In the Know: August is National Immunization Awareness Month
by Karen Morrisette
With all the media attention on the COVID-19 vaccines, attention to other important adult immunizations had fallen to the wayside. There are vaccines that are recommended by the Centers for Disease Control and Prevention on a routine basis, along with others that may be recommended for certain groups.
Tetanus/Diphtheria/Pertussis: This is recommended every ten years for all adults who have received the initial series as children. Its primary function is to prevent tetanus after open wounds. If you have a particularly deep or serious wound, it may be recommended that you have a booster if your last vaccination was more than 5 years ago. This may also be recommended in pregnancy or for family members of infants who are at high risk of contracting the childhood diseases diphtheria and pertussis, otherwise known as whooping cough. For those few who are allergic to the Pertussis component, a Tetanus/Diphtheria vaccine is available.

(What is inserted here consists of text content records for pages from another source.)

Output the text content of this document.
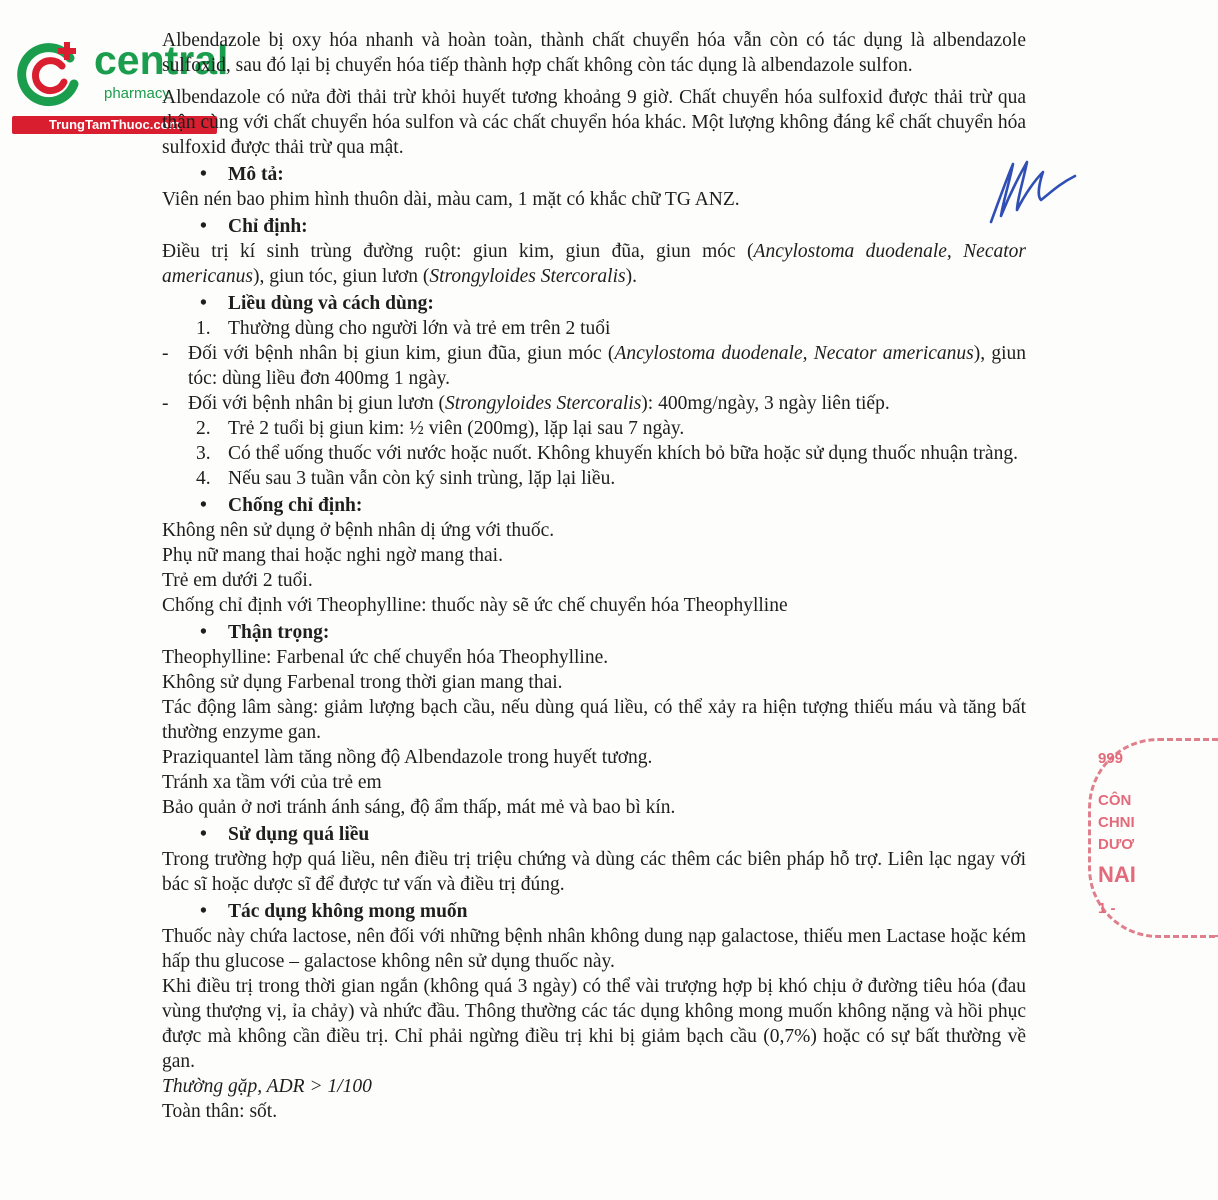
central
pharmacy
TrungTamThuoc.com
999
CÔN
CHNI
DƯƠ
NAI
1 -

Albendazole bị oxy hóa nhanh và hoàn toàn, thành chất chuyển hóa vẫn còn có tác dụng là albendazole sulfoxid, sau đó lại bị chuyển hóa tiếp thành hợp chất không còn tác dụng là albendazole sulfon.

Albendazole có nửa đời thải trừ khỏi huyết tương khoảng 9 giờ. Chất chuyển hóa sulfoxid được thải trừ qua thận cùng với chất chuyển hóa sulfon và các chất chuyển hóa khác. Một lượng không đáng kể chất chuyển hóa sulfoxid được thải trừ qua mật.

• Mô tả:

Viên nén bao phim hình thuôn dài, màu cam, 1 mặt có khắc chữ TG ANZ.

• Chỉ định:

Điều trị kí sinh trùng đường ruột: giun kim, giun đũa, giun móc (Ancylostoma duodenale, Necator americanus), giun tóc, giun lươn (Strongyloides Stercoralis).

• Liều dùng và cách dùng:

1. Thường dùng cho người lớn và trẻ em trên 2 tuổi

- Đối với bệnh nhân bị giun kim, giun đũa, giun móc (Ancylostoma duodenale, Necator americanus), giun tóc: dùng liều đơn 400mg 1 ngày.

- Đối với bệnh nhân bị giun lươn (Strongyloides Stercoralis): 400mg/ngày, 3 ngày liên tiếp.

2. Trẻ 2 tuổi bị giun kim: ½ viên (200mg), lặp lại sau 7 ngày.

3. Có thể uống thuốc với nước hoặc nuốt. Không khuyến khích bỏ bữa hoặc sử dụng thuốc nhuận tràng.

4. Nếu sau 3 tuần vẫn còn ký sinh trùng, lặp lại liều.

• Chống chỉ định:

Không nên sử dụng ở bệnh nhân dị ứng với thuốc.

Phụ nữ mang thai hoặc nghi ngờ mang thai.

Trẻ em dưới 2 tuổi.

Chống chỉ định với Theophylline: thuốc này sẽ ức chế chuyển hóa Theophylline

• Thận trọng:

Theophylline: Farbenal ức chế chuyển hóa Theophylline.

Không sử dụng Farbenal trong thời gian mang thai.

Tác động lâm sàng: giảm lượng bạch cầu, nếu dùng quá liều, có thể xảy ra hiện tượng thiếu máu và tăng bất thường enzyme gan.

Praziquantel làm tăng nồng độ Albendazole trong huyết tương.

Tránh xa tầm với của trẻ em

Bảo quản ở nơi tránh ánh sáng, độ ẩm thấp, mát mẻ và bao bì kín.

• Sử dụng quá liều

Trong trường hợp quá liều, nên điều trị triệu chứng và dùng các thêm các biên pháp hỗ trợ. Liên lạc ngay với bác sĩ hoặc dược sĩ để được tư vấn và điều trị đúng.

• Tác dụng không mong muốn

Thuốc này chứa lactose, nên đối với những bệnh nhân không dung nạp galactose, thiếu men Lactase hoặc kém hấp thu glucose – galactose không nên sử dụng thuốc này.

Khi điều trị trong thời gian ngắn (không quá 3 ngày) có thể vài trượng hợp bị khó chịu ở đường tiêu hóa (đau vùng thượng vị, ỉa chảy) và nhức đầu. Thông thường các tác dụng không mong muốn không nặng và hồi phục được mà không cần điều trị. Chỉ phải ngừng điều trị khi bị giảm bạch cầu (0,7%) hoặc có sự bất thường về gan.

Thường gặp, ADR > 1/100

Toàn thân: sốt.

Shingrix: This vaccine, which helps protect against shingles, or Herpes Zoster, is recommended for those aged 50 and older. It consists of a series of two vaccinations, 2-6 months apart. Those who are immunocompromised may consider getting this vaccine as early as age 19.
Influenza: This is recommended annually for adults but is especially important for those with chronic medical conditions and those who are immunocompromised.
Pneumococcal: This is recommended for all adults aged 65 and older who have not previously received a pneumococcal conjugate vaccine. There are different versions of this vaccine. Those who receive PCV 23 require only one dose. Those who may have received PCV 15 as their first dose, should be given a booster with PCV 23 at least 1 year after the initial dose. Those 19 and older who have immunocompromising conditions or medications may qualify for the PCV 23 vaccine earlier. These vaccines protect against one particularly common and virulent bacteria that may cause pneumonia, however, it does not protect against all causes of pneumonia.
Other adult vaccinations may be required for travel to certain destinations or in circumstances where a person is exposed to an infectious agent or may potentially expose an immunocompromised individual due to frequent proximity. Those who are immunocompromised or who never received the full schedule of childhood immunizations may also be encouraged to have additional vaccines.
People with certain health conditions should not receive some vaccines, especially those which contain an active form of the organism it is meant to prevent. Talk to your primary care provider or medical specialist about what vaccines may be needed in your particular case. Your local pharmacist may also be able to assist you. Some vaccines are available from pharmacies, but others may require a visit to your provider or a special immunization clinic.